What a truly lovely day it's been. I feel so blessed. I wish you all love in abundance, rivers of love running through your lives. Sweet dreams. Tend your tender heart as you would a beautiful garden, and pass the love on to everyone you meet. Go back and read the quote again at the top of this entry from "Love Actually," and carry it with you in your heart. No matter what else is going on in the world, if we don't have love, we don't have anything. Love will lead the way.

Sampson and I wish you goodnight...


Sunday, March 2, 2008

First "Maitri Love Basket" finished and up at etsy, and what I'm working on now...

You can click on the picture above to go to the etsy listing and see
more pictures of the finished product!

These baskets are very special to me, and as I said below, they are not named for me, but for the Buddhist teaching of maitri, loving-kindness and compassion, first for Self, and then for others. We cannot give from an empty cup.

I will be making a series of these, no two alike, but they take a long time to make and I will be making other things so that I alternate the kind of things I make for more diversity in the shop. There is a long entry below with the bag in process and a number of pictures of the making of the first bag in the series along the way.
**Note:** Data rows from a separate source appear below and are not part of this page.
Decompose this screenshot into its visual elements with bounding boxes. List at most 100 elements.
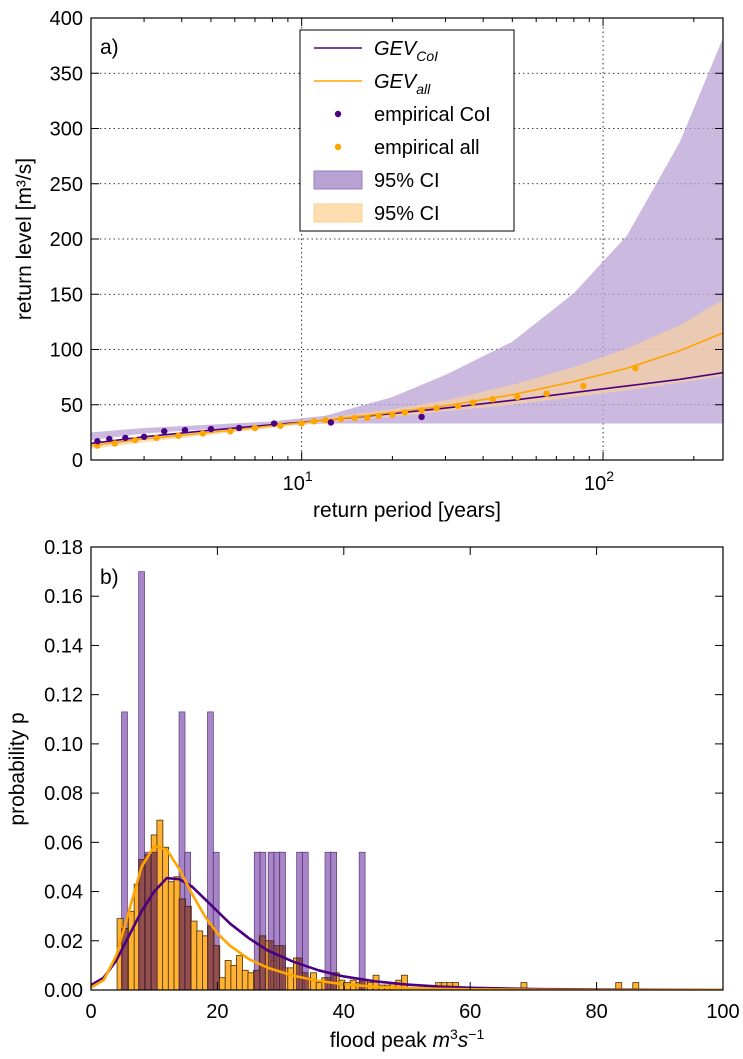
y-tick-label: 0.04 [44, 882, 83, 904]
legend-label: empirical all [374, 137, 480, 159]
y-tick-label: 0.00 [44, 980, 83, 1002]
overlap-bar [178, 898, 186, 990]
panel-label: b) [100, 566, 119, 589]
legend: GEVCoI GEVall empirical CoI empirical all 95… [299, 29, 515, 232]
overlap-bar [267, 940, 275, 990]
coi-bar [330, 851, 337, 990]
all-bar [241, 969, 249, 990]
x-tick-label: 0 [85, 1001, 96, 1023]
y-axis-label: return level [m³/s] [13, 158, 36, 320]
legend-band-key [313, 203, 363, 223]
legend-label: GEVall [374, 71, 431, 97]
ci-band [91, 299, 723, 449]
y-tick-label: 0.12 [44, 685, 83, 707]
legend-label: GEVCoI [374, 38, 438, 64]
x-tick-label: 60 [459, 1001, 481, 1023]
x-axis-label: return period [years] [313, 499, 501, 522]
x-tick-label: 40 [333, 1001, 355, 1023]
overlap-bar [259, 935, 267, 990]
axis-ticks: 0 50 100 150 200 250 300 350 400 101 102 [50, 8, 723, 495]
overlap-bar [253, 970, 261, 990]
empirical-point [433, 404, 440, 412]
legend-label: 95% CI [374, 203, 440, 225]
empirical-point [175, 432, 182, 439]
empirical-point [270, 420, 278, 427]
empirical-point [469, 399, 477, 406]
coi-bar [358, 851, 366, 990]
y-tick-label: 50 [61, 395, 83, 417]
empirical-point [122, 434, 129, 442]
density-curves [91, 844, 723, 990]
empirical-point [131, 436, 139, 444]
coi-bar [259, 851, 267, 990]
empirical-point [401, 409, 409, 416]
empirical-point [111, 440, 119, 447]
coi-bar [301, 851, 309, 990]
empirical-point [632, 365, 639, 372]
empirical-point [389, 411, 396, 418]
all-bar [287, 967, 295, 990]
y-tick-label: 300 [50, 119, 83, 141]
empirical-point [161, 428, 168, 435]
coi-bar [212, 851, 220, 990]
overlap-bar [150, 851, 158, 990]
empirical-point [207, 425, 215, 433]
overlap-bar [184, 906, 191, 990]
y-axis-label: probability p [6, 712, 29, 825]
overlap-bar [301, 972, 309, 990]
density-curve [91, 844, 723, 990]
all-bar [315, 982, 323, 990]
coi-bar [279, 851, 286, 990]
y-tick-label: 0.16 [44, 586, 83, 608]
legend-label: 95% CI [374, 170, 440, 192]
all-bar [219, 977, 226, 990]
empirical-point [543, 390, 550, 397]
all-bar [162, 846, 169, 990]
y-tick-label: 0 [72, 450, 83, 472]
y-tick-label: 150 [50, 284, 83, 306]
all-bar [190, 920, 198, 990]
x-tick-label: 102 [584, 468, 614, 495]
ci-band [91, 37, 723, 441]
empirical-point [94, 438, 101, 445]
all-bar [230, 964, 238, 990]
all-bar [128, 910, 135, 990]
y-tick-label: 0.08 [44, 783, 83, 805]
empirical-point [351, 414, 358, 422]
empirical-point [580, 382, 587, 390]
empirical-point [251, 424, 259, 432]
empirical-point [327, 419, 335, 426]
empirical-point [227, 428, 234, 435]
overlap-bar [212, 945, 220, 990]
empirical-point [375, 412, 382, 419]
x-tick-label: 20 [206, 1001, 228, 1023]
x-tick-label: 100 [706, 1001, 739, 1023]
x-tick-label: 80 [585, 1001, 607, 1023]
legend-band-key [313, 170, 363, 190]
empirical-point [322, 417, 329, 424]
x-tick-label: 101 [283, 468, 313, 495]
plot-frame [90, 546, 724, 991]
y-tick-label: 350 [50, 63, 83, 85]
empirical-point [418, 407, 425, 414]
y-tick-label: 400 [50, 8, 83, 30]
confidence-bands [91, 37, 723, 449]
y-tick-label: 0.06 [44, 832, 83, 854]
empirical-point [94, 442, 101, 449]
y-tick-label: 0.18 [44, 537, 83, 559]
all-bar [156, 819, 164, 990]
histogram-panel: 0.00 0.02 0.04 0.06 0.08 0.10 0.12 0.14 0.16 0.18… [6, 537, 740, 1052]
legend-label: empirical CoI [374, 104, 491, 126]
axis-ticks: 0.00 0.02 0.04 0.06 0.08 0.10 0.12 0.14 0.16 0.18… [44, 537, 740, 1023]
all-bar [247, 972, 255, 990]
coi-bar [178, 711, 186, 990]
empirical-point [418, 413, 425, 421]
empirical-point [199, 430, 207, 437]
empirical-point [181, 426, 189, 434]
all-bar [236, 955, 243, 990]
empirical-point [140, 433, 148, 440]
y-tick-label: 100 [50, 340, 83, 362]
overlap-bar [144, 854, 152, 990]
empirical-point [235, 424, 243, 432]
Now I am working on my first "Spirit Vessel" which will be felted when I finish. Work is slow-going for me with the broken wrist, but at least with crochet I mainly just have to use my good hand. Thank God I didn't break my right wrist!

Below is a picture of the first Spirit Vessel, the bottom, made of a yarn I handspun creating nubs along the way. I am using a handspun wool boucle up the sides, and in the picture you see one of my favorite crochet hooks, a gnome "Gulliver Hook" made by Noreen Crone-Findlay. These are the hooks I prefer and use and I have several and they are just magical!

So onwards and upwards I go. And where I go from here, I don't even know!